It was 9 years ago when I heard Lucy West say, that in some cultures, a question is viewed as a gift. This has always stuck with me. Since then I’ve been a little obsessed with questioning. Questioning shows up repeatedly in the 8 teaching practices described in Principles to Actions, as well as being one of the practices itself. We know that it takes time for students to adjust to rigorous lines of questioning around mathematical ideas. I’ve seen it firsthand where, upon being asked a question to elicit thinking, a student immediately changes their answer. Then, when probed further, the student changes their answer again. Students often see a question as a subtle way of an adult saying, “You’re wrong.” So, how do we get away from this? I suppose if we asked students these types of questions more often they would adapt. But, how do we model the fielding of tough questions as teachers, and ultimately learners ourselves? Do we embrace them and ponder them? Or, do we immediately try a different answer, then another, until our questioner is appeased? Here are some of the questions that have been gifts for me and students I’ve worked with in the past.

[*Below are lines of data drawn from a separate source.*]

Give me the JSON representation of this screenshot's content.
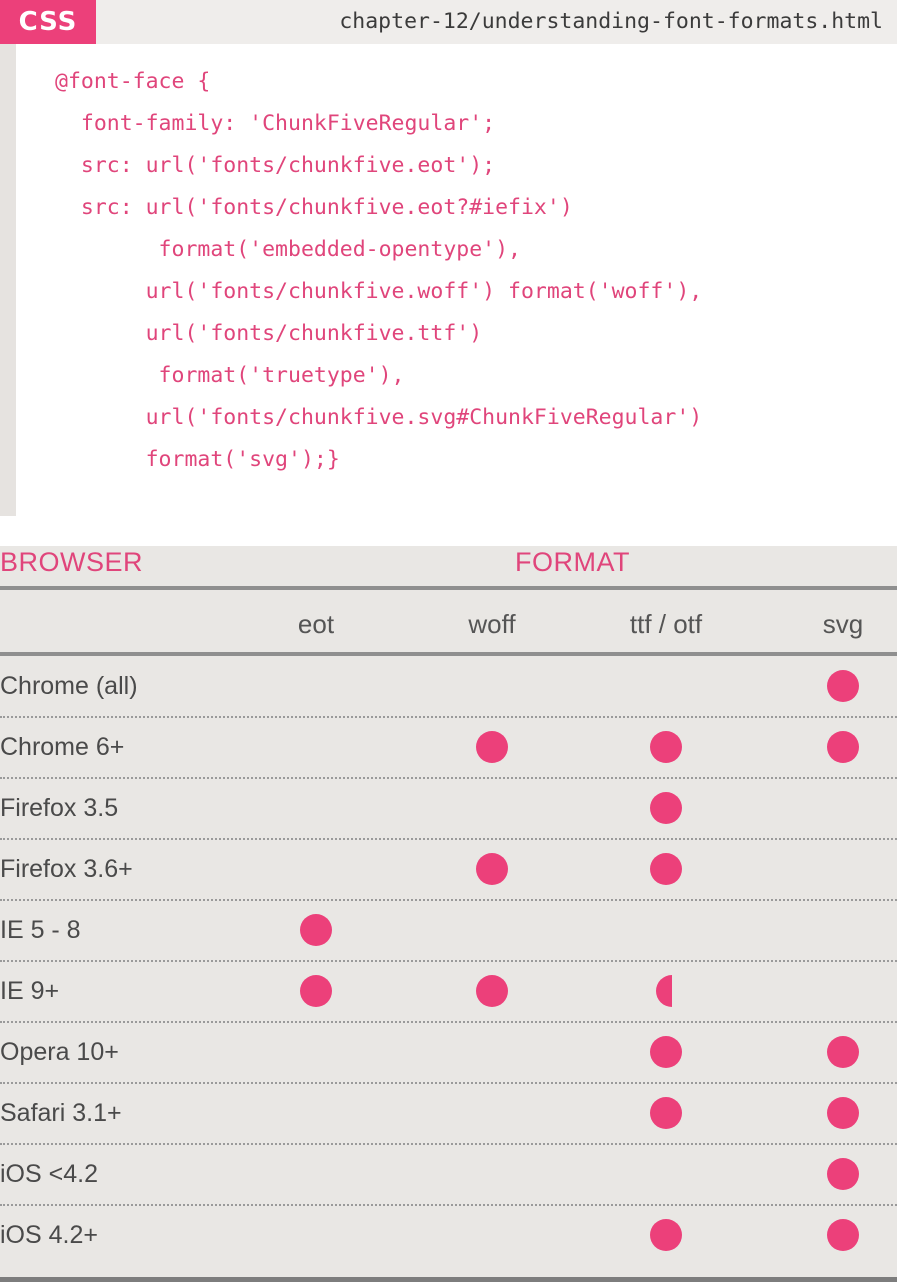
{
  "code": {
    "badge": "CSS",
    "file": "chapter-12/understanding-font-formats.html",
    "lines": [
      "@font-face {",
      "  font-family: 'ChunkFiveRegular';",
      "  src: url('fonts/chunkfive.eot');",
      "  src: url('fonts/chunkfive.eot?#iefix')",
      "        format('embedded-opentype'),",
      "       url('fonts/chunkfive.woff') format('woff'),",
      "       url('fonts/chunkfive.ttf')",
      "        format('truetype'),",
      "       url('fonts/chunkfive.svg#ChunkFiveRegular')",
      "       format('svg');}"
    ]
  },
  "table": {
    "browser_label": "BROWSER",
    "format_label": "FORMAT",
    "columns": [
      "eot",
      "woff",
      "ttf / otf",
      "svg"
    ],
    "accent_color": "#ec407a",
    "rows": [
      {
        "browser": "Chrome (all)",
        "support": [
          "none",
          "none",
          "none",
          "full"
        ]
      },
      {
        "browser": "Chrome 6+",
        "support": [
          "none",
          "full",
          "full",
          "full"
        ]
      },
      {
        "browser": "Firefox 3.5",
        "support": [
          "none",
          "none",
          "full",
          "none"
        ]
      },
      {
        "browser": "Firefox 3.6+",
        "support": [
          "none",
          "full",
          "full",
          "none"
        ]
      },
      {
        "browser": "IE 5 - 8",
        "support": [
          "full",
          "none",
          "none",
          "none"
        ]
      },
      {
        "browser": "IE 9+",
        "support": [
          "full",
          "full",
          "partial",
          "none"
        ]
      },
      {
        "browser": "Opera 10+",
        "support": [
          "none",
          "none",
          "full",
          "full"
        ]
      },
      {
        "browser": "Safari 3.1+",
        "support": [
          "none",
          "none",
          "full",
          "full"
        ]
      },
      {
        "browser": "iOS <4.2",
        "support": [
          "none",
          "none",
          "none",
          "full"
        ]
      },
      {
        "browser": "iOS 4.2+",
        "support": [
          "none",
          "none",
          "full",
          "full"
        ]
      }
    ]
  }
}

1) Early in my time as an instructional coach I was describing how we were assessing students and tracking their progress to a colleague. He asked me, “So, what are you doing for the students who don’t get it?” I didn’t have an immediate answer for how we were systematically doing this. Discomfort was the immediate effect. But, I allowed the question to sink in, realizing that if I couldn’t answer that, then there was a problem. This question has led to better processes at our school and today we do have an answer for this question. It’s not perfect, but we are using data consistently to identify students who need more help and getting them that help. This question caused immediate discomfort, but was ultimately a gift.

2) About a year ago, I was trying to decide what to do in a situation. Upon asking a colleague for some advice she asked me three questions: How will you feel about your decision in 10 minutes? In 10 days? In 10 years? She didn’t give me an answer to my question, but instead asked me a series of questions that helped me focus on what was important; a real gift.

3) Last year I got to work with a 4th grade class during a formative assessment on multiplicative comparison. The assessment asked students to compare 30 and 300. One student initially compared the two numbers by saying that 300 was 270 more than 30. I asked her to tell me more about how she had figured this out. She explained, but then said, “This isn’t what you’re looking for, is it?” Apparently, I hadn’t brought my poker face A-game. I reassured her that that is one way you can compare two numbers, but asked her, “Could you compare the numbers with multiplication?” Instead of shutting down, she reflected on how she had compared 3 and 12 in the past with multiplication, and applied this to 30 and 300, successfully telling me that 300 was 10 times greater than 30.

I was excited that a few questions bridged the gap between what this student knew and was in the process of learning. I admire the fact that she was able to reflect on the question in the moment without becoming defensive or shutting down. Even though I presented her with a line of questioning that moved her understanding forward, she presented me with a powerful example of staying calm and persevering in the moment of struggle after a challenging question. This is a practice that I hope to aspire to.